La primera vez que me dijo que se iba a suicidar fue cuando me fui a la playa con amigas. Él ya estaba medicado y el viaje lo decidimos en conjunto con su psiquiatra. Primero estaba animado, incluso me ayudó a hacer mi maleta. No había pasado más de dos días cuando me habló a decirme que tenía un ataque de angustia. ”Háblale a tu psiquiatra”, le dije en un tono neutro. “No puedo, regresa, ayúdame”, balbuceó entre llantos. “Aguanta, en cuatro días estaré ahí. Márcale a tus hijos que te acompañen”. Me colgó.

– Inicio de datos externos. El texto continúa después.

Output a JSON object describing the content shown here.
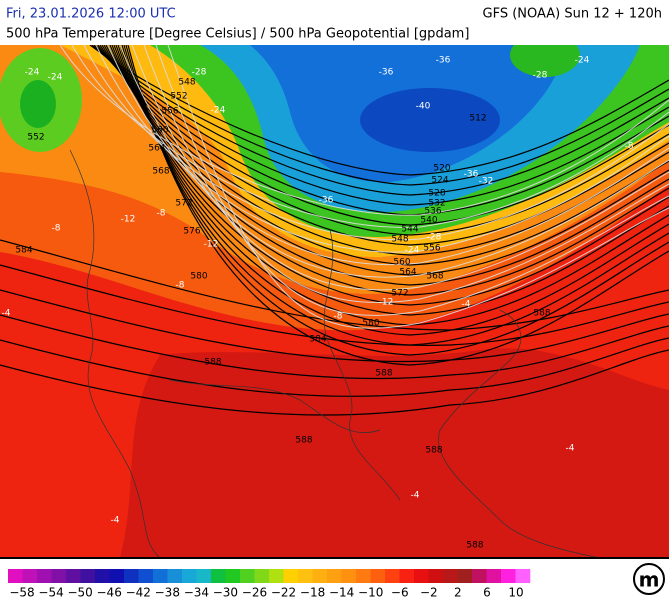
{
  "header": {
    "date": "Fri, 23.01.2026 12:00 UTC",
    "model": "GFS (NOAA) Sun 12 + 120h",
    "subtitle": "500 hPa Temperature [Degree Celsius] / 500 hPa Geopotential [gpdam]"
  },
  "geopotential_labels": [
    "548",
    "552",
    "556",
    "560",
    "564",
    "568",
    "572",
    "576",
    "580",
    "584",
    "580",
    "588",
    "588",
    "588",
    "588",
    "588",
    "588",
    "584",
    "552",
    "512",
    "520",
    "524",
    "528",
    "532",
    "536",
    "540",
    "544",
    "548",
    "556",
    "560",
    "564",
    "568",
    "572"
  ],
  "temperature_labels": [
    "-24",
    "-24",
    "-28",
    "-24",
    "-36",
    "-36",
    "-40",
    "-36",
    "-36",
    "-32",
    "-28",
    "-24",
    "-8",
    "-12",
    "-8",
    "-12",
    "-8",
    "-8",
    "-12",
    "-8",
    "-4",
    "-4",
    "-4",
    "-4",
    "-4",
    "-28",
    "-24"
  ],
  "colorbar": {
    "labels": [
      "−58",
      "−54",
      "−50",
      "−46",
      "−42",
      "−38",
      "−34",
      "−30",
      "−26",
      "−22",
      "−18",
      "−14",
      "−10",
      "−6",
      "−2",
      "2",
      "6",
      "10"
    ]
  },
  "logo": "m"
}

En la noche me volvió a llamar que si así iba a ser el futuro de nuestra relación, él ya no quería ser un estorbo para mí, para sus hijos, ni para el mundo, y que yo ya no tenía ni voz ni voto porque se había tomado un frasco de pastillas. Le hablé a psiquiatra y regresé a toda prisa. No era ni de cerca letal lo que se embutió. Este patrón se fue repitiendo a través de los años en diferentes contextos.

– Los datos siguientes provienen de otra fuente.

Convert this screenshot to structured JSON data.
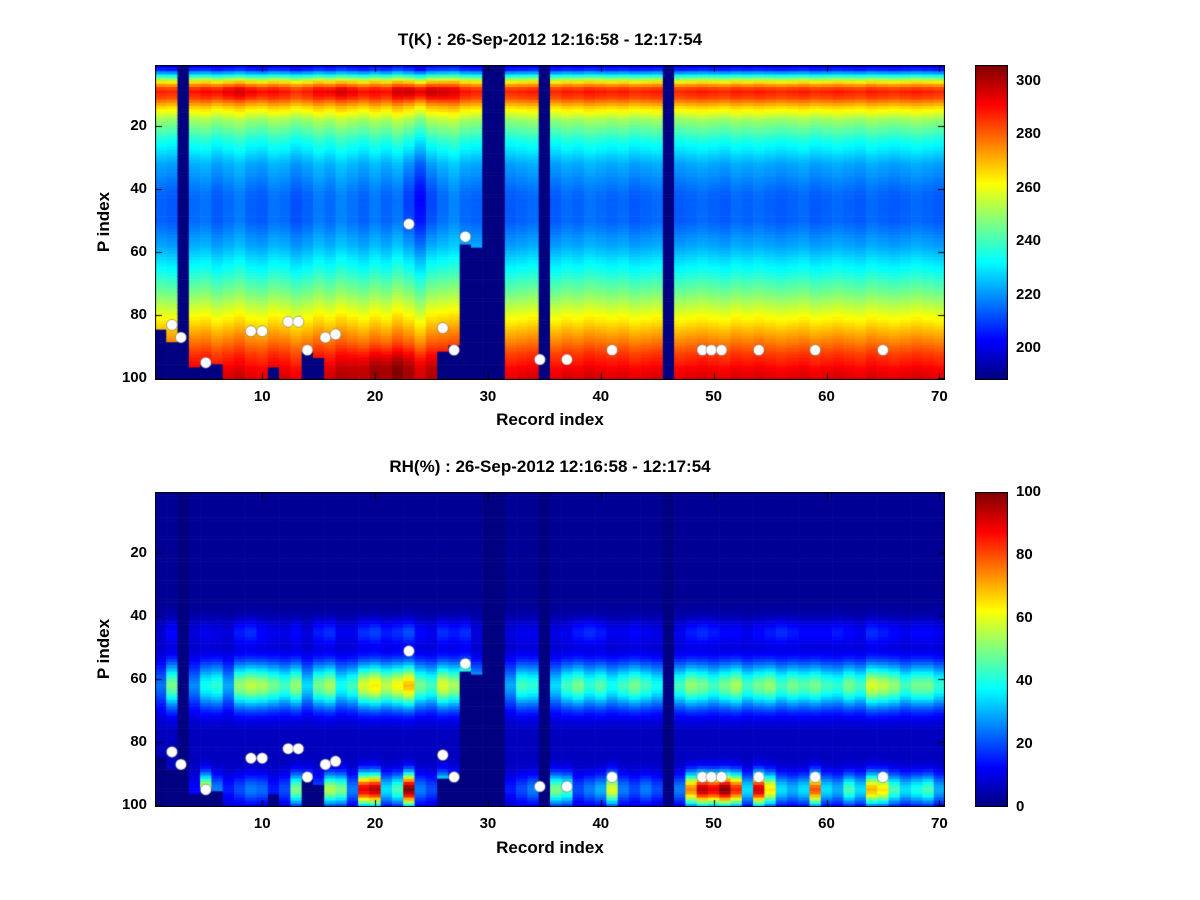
{
  "chart_data": [
    {
      "type": "heatmap",
      "title": "T(K) : 26-Sep-2012 12:16:58 - 12:17:54",
      "xlabel": "Record index",
      "ylabel": "P index",
      "colormap": "jet",
      "x_range": [
        1,
        70
      ],
      "y_range": [
        1,
        100
      ],
      "y_axis_reversed": true,
      "x_ticks": [
        10,
        20,
        30,
        40,
        50,
        60,
        70
      ],
      "y_ticks": [
        20,
        40,
        60,
        80,
        100
      ],
      "colorbar_ticks": [
        200,
        220,
        240,
        260,
        280,
        300
      ],
      "clim": [
        188,
        306
      ],
      "profile": [
        [
          0,
          196
        ],
        [
          2,
          206
        ],
        [
          4,
          235
        ],
        [
          6,
          265
        ],
        [
          8,
          284
        ],
        [
          9,
          288
        ],
        [
          11,
          283
        ],
        [
          14,
          266
        ],
        [
          18,
          250
        ],
        [
          24,
          236
        ],
        [
          32,
          222
        ],
        [
          42,
          214
        ],
        [
          50,
          214
        ],
        [
          58,
          222
        ],
        [
          66,
          234
        ],
        [
          74,
          248
        ],
        [
          80,
          260
        ],
        [
          86,
          272
        ],
        [
          92,
          284
        ],
        [
          97,
          292
        ],
        [
          100,
          295
        ]
      ],
      "col_offsets": [
        0,
        -1,
        0,
        1,
        2,
        -1,
        1,
        3,
        0,
        -1,
        2,
        1,
        -2,
        0,
        3,
        1,
        4,
        2,
        0,
        3,
        1,
        5,
        2,
        -3,
        3,
        4,
        5,
        1,
        0,
        0,
        0,
        -1,
        0,
        1,
        0,
        -1,
        1,
        0,
        2,
        1,
        0,
        1,
        -1,
        0,
        1,
        0,
        -1,
        0,
        1,
        0,
        -1,
        1,
        0,
        1,
        0,
        -1,
        0,
        1,
        -1,
        0,
        1,
        0,
        -1,
        1,
        0,
        -1,
        0,
        1,
        0,
        -1
      ],
      "bands": [],
      "blobs": [
        {
          "r": 21.5,
          "p": 96,
          "rw": 4,
          "pw": 5,
          "amp": 9
        },
        {
          "r": 24,
          "p": 42,
          "rw": 2,
          "pw": 16,
          "amp": -8
        },
        {
          "r": 8,
          "p": 9,
          "rw": 2.5,
          "pw": 2.5,
          "amp": 6
        },
        {
          "r": 17,
          "p": 9,
          "rw": 2,
          "pw": 2,
          "amp": 5
        },
        {
          "r": 23,
          "p": 9,
          "rw": 1.5,
          "pw": 2,
          "amp": 6
        },
        {
          "r": 25,
          "p": 9,
          "rw": 2,
          "pw": 2.5,
          "amp": 7
        }
      ],
      "missing_records": [
        3,
        30,
        31,
        35,
        46
      ],
      "bottom_cuts": {
        "1": 84,
        "2": 88,
        "4": 96,
        "5": 94,
        "6": 95,
        "11": 96,
        "14": 91,
        "15": 93,
        "26": 91,
        "27": 89,
        "28": 57,
        "29": 58
      },
      "markers": {
        "shape": "circle",
        "color": "#ffffff",
        "points": [
          [
            2,
            83
          ],
          [
            2.8,
            87
          ],
          [
            5,
            95
          ],
          [
            9,
            85
          ],
          [
            10,
            85
          ],
          [
            12.3,
            82
          ],
          [
            13.2,
            82
          ],
          [
            14,
            91
          ],
          [
            15.6,
            87
          ],
          [
            16.5,
            86
          ],
          [
            23,
            51
          ],
          [
            26,
            84
          ],
          [
            27,
            91
          ],
          [
            28,
            55
          ],
          [
            34.6,
            94
          ],
          [
            37,
            94
          ],
          [
            41,
            91
          ],
          [
            49,
            91
          ],
          [
            49.8,
            91
          ],
          [
            50.7,
            91
          ],
          [
            54,
            91
          ],
          [
            59,
            91
          ],
          [
            65,
            91
          ]
        ]
      }
    },
    {
      "type": "heatmap",
      "title": "RH(%) : 26-Sep-2012 12:16:58 - 12:17:54",
      "xlabel": "Record index",
      "ylabel": "P index",
      "colormap": "jet",
      "x_range": [
        1,
        70
      ],
      "y_range": [
        1,
        100
      ],
      "y_axis_reversed": true,
      "x_ticks": [
        10,
        20,
        30,
        40,
        50,
        60,
        70
      ],
      "y_ticks": [
        20,
        40,
        60,
        80,
        100
      ],
      "colorbar_ticks": [
        0,
        20,
        40,
        60,
        80,
        100
      ],
      "clim": [
        0,
        100
      ],
      "profile": [
        [
          0,
          2
        ],
        [
          35,
          2
        ],
        [
          42,
          4
        ],
        [
          50,
          6
        ],
        [
          56,
          10
        ],
        [
          62,
          14
        ],
        [
          68,
          10
        ],
        [
          76,
          6
        ],
        [
          84,
          6
        ],
        [
          92,
          5
        ],
        [
          100,
          4
        ]
      ],
      "col_offsets": null,
      "bands": [
        {
          "p_center": 62,
          "p_width": 7,
          "amps": [
            10,
            35,
            0,
            12,
            25,
            28,
            15,
            38,
            42,
            40,
            35,
            30,
            38,
            20,
            35,
            40,
            25,
            30,
            45,
            50,
            42,
            48,
            55,
            35,
            30,
            45,
            40,
            50,
            20,
            0,
            0,
            15,
            30,
            28,
            0,
            20,
            30,
            35,
            28,
            32,
            25,
            30,
            35,
            30,
            25,
            0,
            30,
            38,
            35,
            30,
            35,
            40,
            30,
            35,
            38,
            30,
            35,
            32,
            35,
            30,
            28,
            35,
            30,
            45,
            42,
            38,
            30,
            35,
            35,
            28
          ]
        },
        {
          "p_center": 95,
          "p_width": 5,
          "amps": [
            5,
            10,
            0,
            8,
            55,
            20,
            10,
            15,
            20,
            18,
            10,
            15,
            45,
            40,
            15,
            50,
            45,
            20,
            85,
            90,
            30,
            40,
            95,
            20,
            15,
            50,
            30,
            10,
            5,
            0,
            0,
            10,
            15,
            20,
            0,
            45,
            40,
            15,
            20,
            25,
            55,
            20,
            15,
            20,
            15,
            0,
            20,
            70,
            90,
            85,
            95,
            80,
            30,
            88,
            60,
            30,
            25,
            30,
            75,
            30,
            25,
            40,
            30,
            65,
            60,
            40,
            30,
            35,
            40,
            25
          ]
        },
        {
          "p_center": 45,
          "p_width": 4,
          "amps": [
            3,
            8,
            0,
            4,
            6,
            5,
            4,
            10,
            12,
            8,
            6,
            5,
            8,
            4,
            10,
            12,
            6,
            6,
            12,
            14,
            10,
            12,
            15,
            8,
            6,
            12,
            10,
            12,
            4,
            0,
            0,
            4,
            6,
            6,
            0,
            5,
            6,
            10,
            12,
            10,
            6,
            6,
            8,
            6,
            5,
            0,
            6,
            10,
            12,
            10,
            8,
            8,
            6,
            8,
            10,
            12,
            10,
            8,
            8,
            8,
            10,
            8,
            6,
            12,
            10,
            8,
            6,
            8,
            8,
            6
          ]
        }
      ],
      "blobs": [],
      "missing_records": [
        3,
        30,
        31,
        35,
        46
      ],
      "bottom_cuts": {
        "1": 84,
        "2": 88,
        "4": 96,
        "5": 94,
        "6": 95,
        "11": 96,
        "14": 91,
        "15": 93,
        "26": 91,
        "27": 89,
        "28": 57,
        "29": 58
      },
      "markers": {
        "shape": "circle",
        "color": "#ffffff",
        "points": [
          [
            2,
            83
          ],
          [
            2.8,
            87
          ],
          [
            5,
            95
          ],
          [
            9,
            85
          ],
          [
            10,
            85
          ],
          [
            12.3,
            82
          ],
          [
            13.2,
            82
          ],
          [
            14,
            91
          ],
          [
            15.6,
            87
          ],
          [
            16.5,
            86
          ],
          [
            23,
            51
          ],
          [
            26,
            84
          ],
          [
            27,
            91
          ],
          [
            28,
            55
          ],
          [
            34.6,
            94
          ],
          [
            37,
            94
          ],
          [
            41,
            91
          ],
          [
            49,
            91
          ],
          [
            49.8,
            91
          ],
          [
            50.7,
            91
          ],
          [
            54,
            91
          ],
          [
            59,
            91
          ],
          [
            65,
            91
          ]
        ]
      }
    }
  ]
}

Aunque no logré divorciarme de él, por lo menos vivíamos separados. Llegamos a un arreglo para que me dejara vivir tranquila: yo iría martes y viernes a visitarlo. El problema era que cada vez que faltaba a la cita, sin importar la razón, su reacción iba desde los insultos hasta las amenaza de quitarse la vida. Aunque siempre era la misma cantaleta, él lograba preocuparme, responsabilizarme y así por dos o tres días estaba yo más al pendiente de él.
Ese martes que murió, llegué a la hora de siempre y me recibió en la puerta con su frasco de Valium diciéndome que verme dos veces a la semana no era suficiente. Me fui con la cabeza en alto. Cuando confirmaron el suicidio me liberé no solamente de él, si no del odio que me tenía a mí misma por seguir fomentando nuestra relación.
Los primeros dos meses de viuda fueron el edén, llevaba años sin reírme, sin saborear la comida, me cuidaba de cada paso que daba, con ataques de pánico cada vez que sonaba el teléfono. Me sentía ligera y feliz hasta que timbró el teléfono. Era el dueño del departamento del difunto (así lo llamaba), que al darle otra limpiada antes de volverlo a rentar encontró algunas cosas que eran mías. “Tírelas”, le dije. “Ya es tarde” contestó.
Colgué y tocaron a la puerta. Era la policía que venía a arrestarme por homicidio con agravante de premeditación, alevosía y ventaja. En el juicio me declaré inocente del cargo que se me imputaba. Le propuse al juez que mejor me culparan por: cooperación de eutanasia activa, ya que simplemente mejoré la cantidad y tipo de los ansiolíticos que planeaba tomarse. Y es así que sin ni siquiera considerar mi propuesta de cargo, fui expulsada del edén y bienvenida a la prisión.